Sinais de pressão sobre Guedes

Vera Magalhães

Uma semana depois de o Estadão mostrar, na coluna de Adriana Fernandes, as pressões sobre o ministro Paulo Guedes no entorno presidencial, voltam a pipocar no noticiário informações que mostram que o “posto Ipiranga” já não goza de carta branca ilimitada junto ao presidente.

No próprio Estadão, reportagem aponta que o ministro pediu mais tempo para mostrar uma recuperação mais vistosa da economia. O balanço interno da própria equipe mostra que o haveria 68 ações concluídas, mas existe o diagnóstico de que é preciso coordenar melhor as iniciativas numa pasta que ficou muito grande e intensificar a articulação política.
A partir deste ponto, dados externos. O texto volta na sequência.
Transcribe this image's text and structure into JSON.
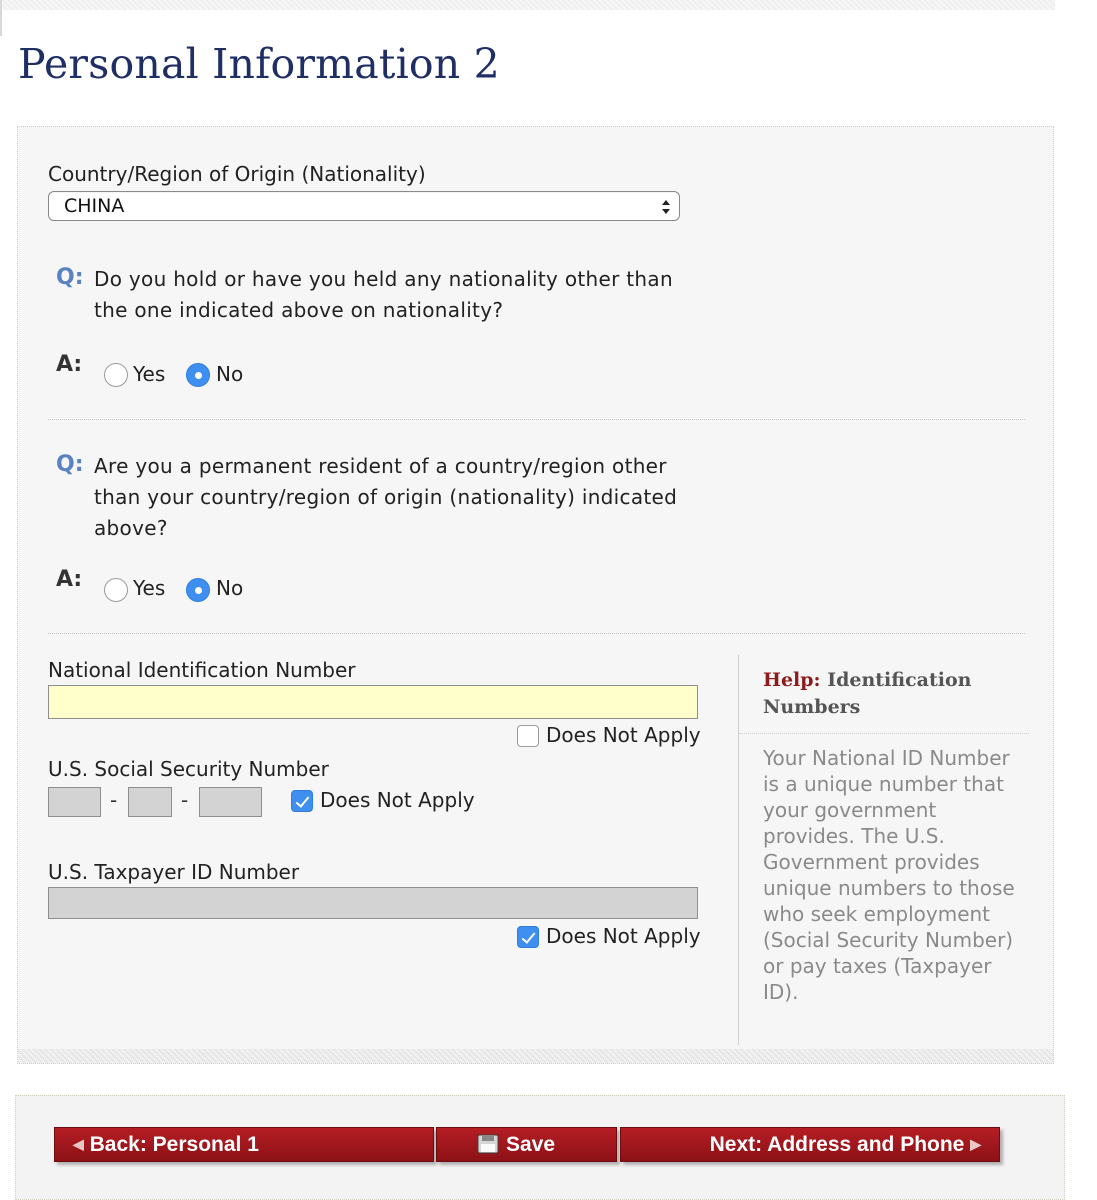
{
  "page": {
    "title": "Personal Information 2"
  },
  "nationality": {
    "label": "Country/Region of Origin (Nationality)",
    "selected": "CHINA"
  },
  "markers": {
    "q": "Q:",
    "a": "A:"
  },
  "question_other_nationality": {
    "text": "Do you hold or have you held any nationality other than the one indicated above on nationality?",
    "options": [
      "Yes",
      "No"
    ],
    "selected": "No"
  },
  "question_permanent_resident": {
    "text": "Are you a permanent resident of a country/region other than your country/region of origin (nationality) indicated above?",
    "options": [
      "Yes",
      "No"
    ],
    "selected": "No"
  },
  "national_id": {
    "label": "National Identification Number",
    "value": "",
    "does_not_apply_label": "Does Not Apply",
    "does_not_apply": false
  },
  "ssn": {
    "label": "U.S. Social Security Number",
    "parts": [
      "",
      "",
      ""
    ],
    "separator": "-",
    "does_not_apply_label": "Does Not Apply",
    "does_not_apply": true
  },
  "taxpayer_id": {
    "label": "U.S. Taxpayer ID Number",
    "value": "",
    "does_not_apply_label": "Does Not Apply",
    "does_not_apply": true
  },
  "help": {
    "key": "Help:",
    "topic": "Identification Numbers",
    "text": "Your National ID Number is a unique number that your government provides. The U.S. Government provides unique numbers to those who seek employment (Social Security Number) or pay taxes (Taxpayer ID)."
  },
  "nav": {
    "back_label": "Back: Personal 1",
    "save_label": "Save",
    "next_label": "Next: Address and Phone"
  },
  "colors": {
    "title": "#1f2f66",
    "nav_button": "#a3181e",
    "id_input_bg": "#ffffcc",
    "disabled_input_bg": "#d3d3d3",
    "control_blue": "#3f8ff0"
  }
}
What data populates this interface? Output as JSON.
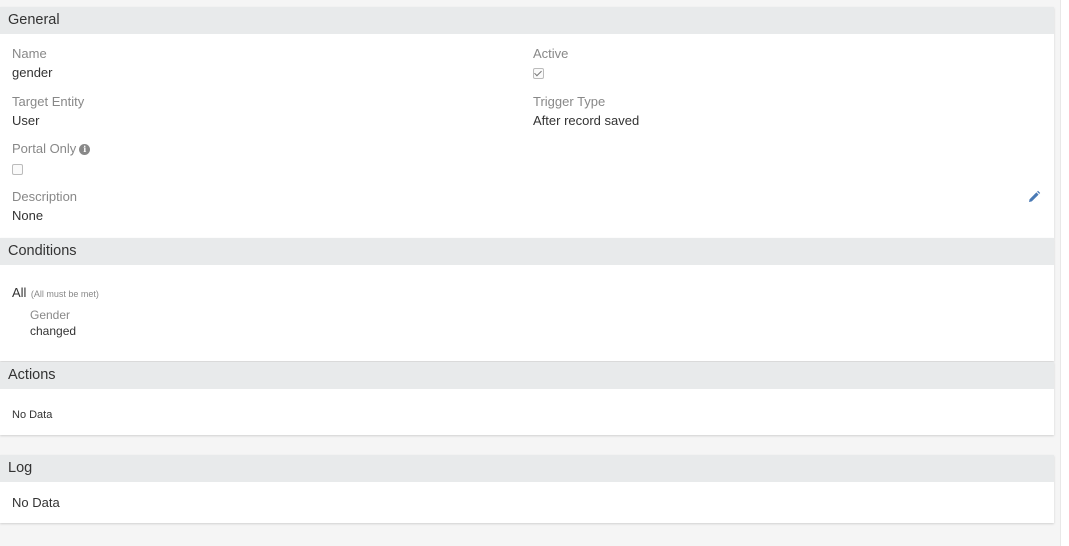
{
  "general": {
    "header": "General",
    "name_label": "Name",
    "name_value": "gender",
    "active_label": "Active",
    "target_entity_label": "Target Entity",
    "target_entity_value": "User",
    "trigger_type_label": "Trigger Type",
    "trigger_type_value": "After record saved",
    "portal_only_label": "Portal Only",
    "portal_only_info_icon": "i",
    "description_label": "Description",
    "description_value": "None"
  },
  "conditions": {
    "header": "Conditions",
    "group_label": "All",
    "group_note": "(All must be met)",
    "items": [
      {
        "field": "Gender",
        "condition": "changed"
      }
    ]
  },
  "actions": {
    "header": "Actions",
    "empty_text": "No Data"
  },
  "log": {
    "header": "Log",
    "empty_text": "No Data"
  },
  "icons": {
    "info": "info-icon",
    "edit": "pencil-icon"
  },
  "colors": {
    "header_bg": "#e8eaeb",
    "label_text": "#888888",
    "edit_icon": "#4a7ab5"
  }
}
O ministro percebeu o “fogo amigo” a que está submetido e se movimenta politicamente para se contrapor a ele.

Na Folha, outro texto informa que Guedes já não é o único conselheiro que Bolsonaro escuta na área econômica. Onyx Lorenzoni teria sido o responsável por convencer Bolsonaro a abrir o leque, e agora o titular da Casa Civil, juntamente com Tarcísio Freitas (Infraestrutura) e Augusto Heleno (GSI), forma o “triunviratotriunvirato” de conselheiros alternativos.